First, even the cherished hemoglobin – which you Creationists love to talk about – has numerous sequences in the animal kingdom that are all functional, and we humans alone even have more than one type of “hemoglobin” (hemoglobin, myoglobin, and another form used during embryonic development).

 

Second, most amino acids in a protein can be substituted by another that is physically and chemically similar.

 

Biochemist: Human DNA is about 3.6 billion nucleotide bases

 

So our DNA has only 1.8 billion base pairs? Nope.

 

Biochemist: The DNA is triggered to "unfurl" just a small portion of base pairs, "unzip", and let the ribosomes zip along it the make a new protein.

 

Excuse me, but you need to take BIO101 again.

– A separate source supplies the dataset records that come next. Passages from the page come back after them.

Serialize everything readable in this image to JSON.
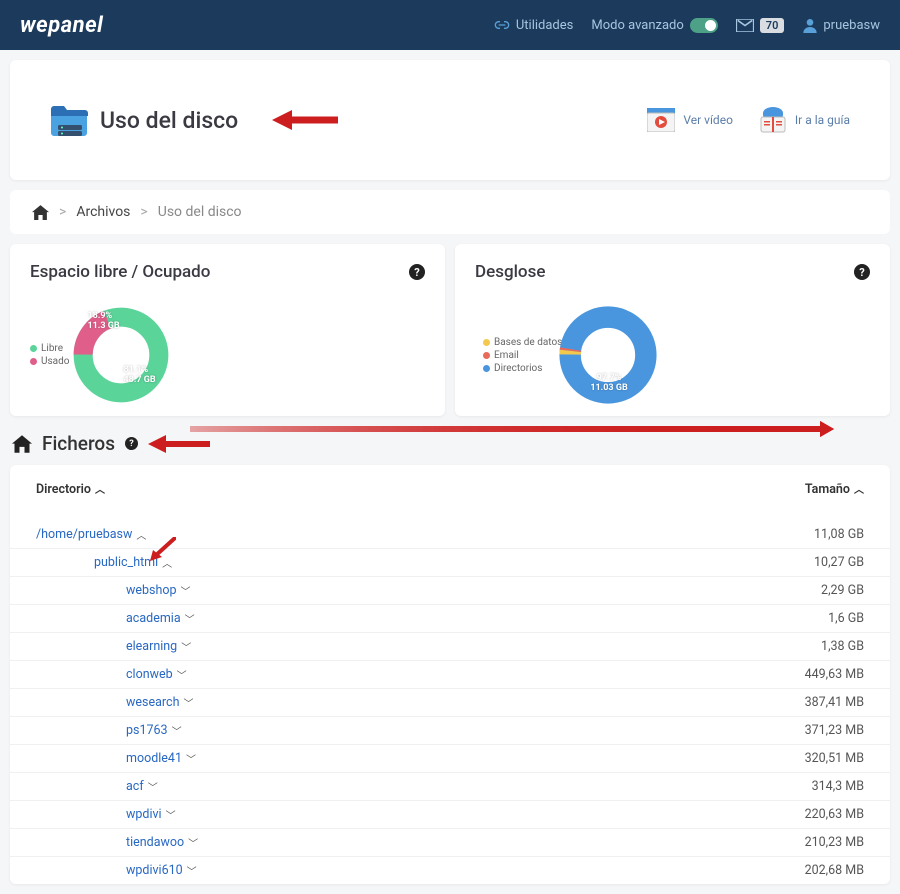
{
  "header": {
    "logo": "wepanel",
    "utilities": "Utilidades",
    "advanced_mode": "Modo avanzado",
    "mail_count": "70",
    "username": "pruebasw"
  },
  "title_card": {
    "title": "Uso del disco",
    "video": "Ver vídeo",
    "guide": "Ir a la guía"
  },
  "breadcrumb": {
    "item1": "Archivos",
    "item2": "Uso del disco"
  },
  "panel_space": {
    "title": "Espacio libre / Ocupado",
    "legend_free": "Libre",
    "legend_used": "Usado",
    "used_pct": "18.9%",
    "used_gb": "11.3 GB",
    "free_pct": "81.1%",
    "free_gb": "48.7 GB"
  },
  "panel_breakdown": {
    "title": "Desglose",
    "legend_db": "Bases de datos",
    "legend_email": "Email",
    "legend_dirs": "Directorios",
    "dirs_pct": "97.7%",
    "dirs_gb": "11.03 GB"
  },
  "ficheros": {
    "title": "Ficheros"
  },
  "files_table": {
    "col_dir": "Directorio",
    "col_size": "Tamaño",
    "root": {
      "name": "/home/pruebasw",
      "size": "11,08 GB"
    },
    "public_html": {
      "name": "public_html",
      "size": "10,27 GB"
    },
    "rows": [
      {
        "name": "webshop",
        "size": "2,29 GB",
        "arrow": true
      },
      {
        "name": "academia",
        "size": "1,6 GB",
        "arrow": true
      },
      {
        "name": "elearning",
        "size": "1,38 GB",
        "arrow": true
      },
      {
        "name": "clonweb",
        "size": "449,63 MB",
        "arrow": false
      },
      {
        "name": "wesearch",
        "size": "387,41 MB",
        "arrow": false
      },
      {
        "name": "ps1763",
        "size": "371,23 MB",
        "arrow": false
      },
      {
        "name": "moodle41",
        "size": "320,51 MB",
        "arrow": false
      },
      {
        "name": "acf",
        "size": "314,3 MB",
        "arrow": false
      },
      {
        "name": "wpdivi",
        "size": "220,63 MB",
        "arrow": false
      },
      {
        "name": "tiendawoo",
        "size": "210,23 MB",
        "arrow": false
      },
      {
        "name": "wpdivi610",
        "size": "202,68 MB",
        "arrow": false
      }
    ]
  },
  "chart_data": [
    {
      "type": "pie",
      "title": "Espacio libre / Ocupado",
      "series": [
        {
          "name": "Libre",
          "value": 48.7,
          "pct": 81.1,
          "color": "#5bd49a"
        },
        {
          "name": "Usado",
          "value": 11.3,
          "pct": 18.9,
          "color": "#e05e8a"
        }
      ],
      "unit": "GB"
    },
    {
      "type": "pie",
      "title": "Desglose",
      "series": [
        {
          "name": "Directorios",
          "value": 11.03,
          "pct": 97.7,
          "color": "#4a96de"
        },
        {
          "name": "Bases de datos",
          "value": 0.18,
          "pct": 1.6,
          "color": "#f2c94c"
        },
        {
          "name": "Email",
          "value": 0.08,
          "pct": 0.7,
          "color": "#e96a5a"
        }
      ],
      "unit": "GB"
    }
  ]
}
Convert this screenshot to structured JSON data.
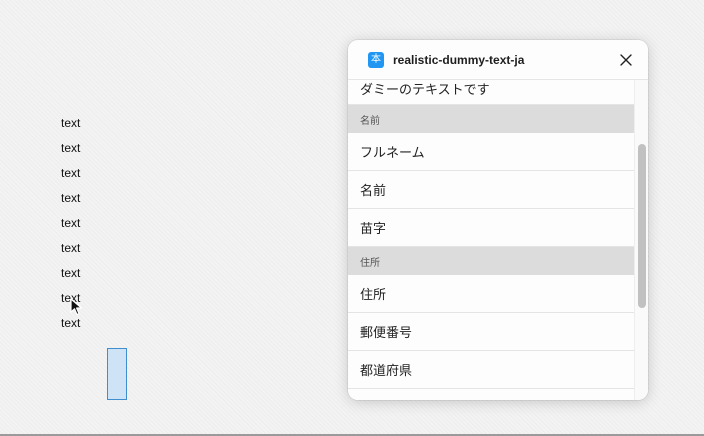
{
  "canvas": {
    "text_layers": [
      "text",
      "text",
      "text",
      "text",
      "text",
      "text",
      "text",
      "text",
      "text"
    ]
  },
  "plugin": {
    "title": "realistic-dummy-text-ja",
    "logo_glyph": "本",
    "close_icon": "close-icon",
    "accent_color": "#2196f3",
    "list": [
      {
        "type": "item",
        "label": "ダミーのテキストです"
      },
      {
        "type": "section",
        "label": "名前"
      },
      {
        "type": "item",
        "label": "フルネーム"
      },
      {
        "type": "item",
        "label": "名前"
      },
      {
        "type": "item",
        "label": "苗字"
      },
      {
        "type": "section",
        "label": "住所"
      },
      {
        "type": "item",
        "label": "住所"
      },
      {
        "type": "item",
        "label": "郵便番号"
      },
      {
        "type": "item",
        "label": "都道府県"
      },
      {
        "type": "item",
        "label": ""
      }
    ]
  }
}
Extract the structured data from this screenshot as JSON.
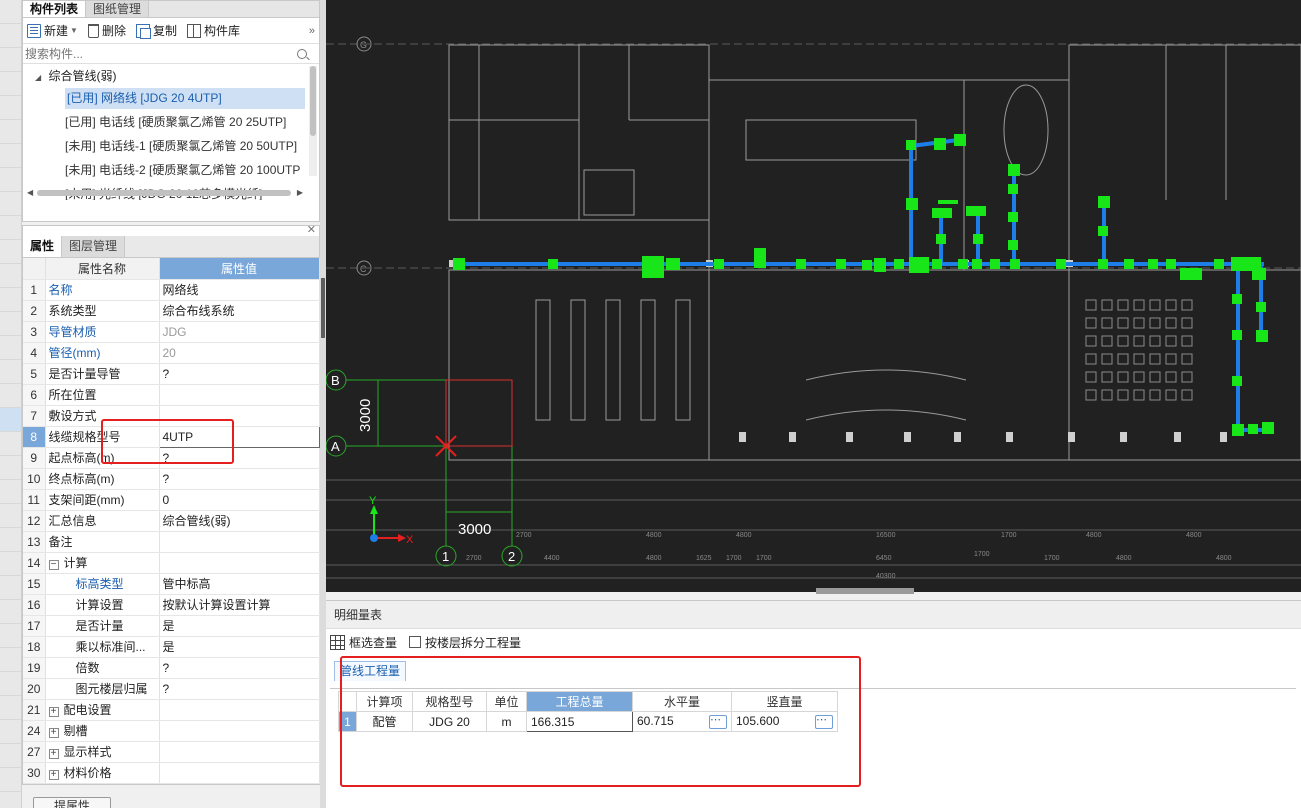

Ribosomes do NOT read nucleotide sequences from DNA, but from mRNA.

 

Time and time again you make glaring mistakes in your cell biology.

 

 

 

Now, your whole point of the post seems to be to show just how extremely complicated and intricate this all is. Science’s explanation is that all of these were not present in the original living thing, which could have been a single RNA molecule, but were added along the way over many millions of years by mutation and selection.

 

What is YOUR explanation? All of this complexity was poofed into existence in the first prokaryote! YOU’VE SOLVED NOTHING! And then, you add insult to injury by asserting that ALSO INCLUDED in that original prokaryote’s genome was genetic information to encode brains, hearts, eyes, arms and legs, wings, skeletons, leaves, root systems, lungs, etc.?!?!?!?!?!?!?!? YOUR REPLACEMENT-FOR-SCIENCE POSITION ONLY FAILS MORE MISERABLY TO YOUR OWN EXTREME-COMPLEXITY AND ASTRONIMICALLY-LOW PROBABILITY ARGUMENT.

Posted
Introns increase with sophistication of phyla. Bacteria/prokaryotes have essentially none.

 

Uhm, so where did the first prokaryote stuff all of that UNUSED genetic information for eyes, brains, hearts, arms and legs, wings, leaves, root systems, kidneys, bones, muscles, etc.?

Posted
Hmmm. If only we had ONE definitive example of a species creating another species

 

We do, and I posted it. But for some unknown reason, bumab or infamous claimed it was irrelevant. Yet here you are BEGGING for it!

Posted
All 32 animal orders appear abruptly, with no readily recognizable precursor.

 

And what about a class, oh, say, class mammalia? Remember how you asked about it and so I presented you with links that show plents of evidence of the transitions from reptiles to mammals?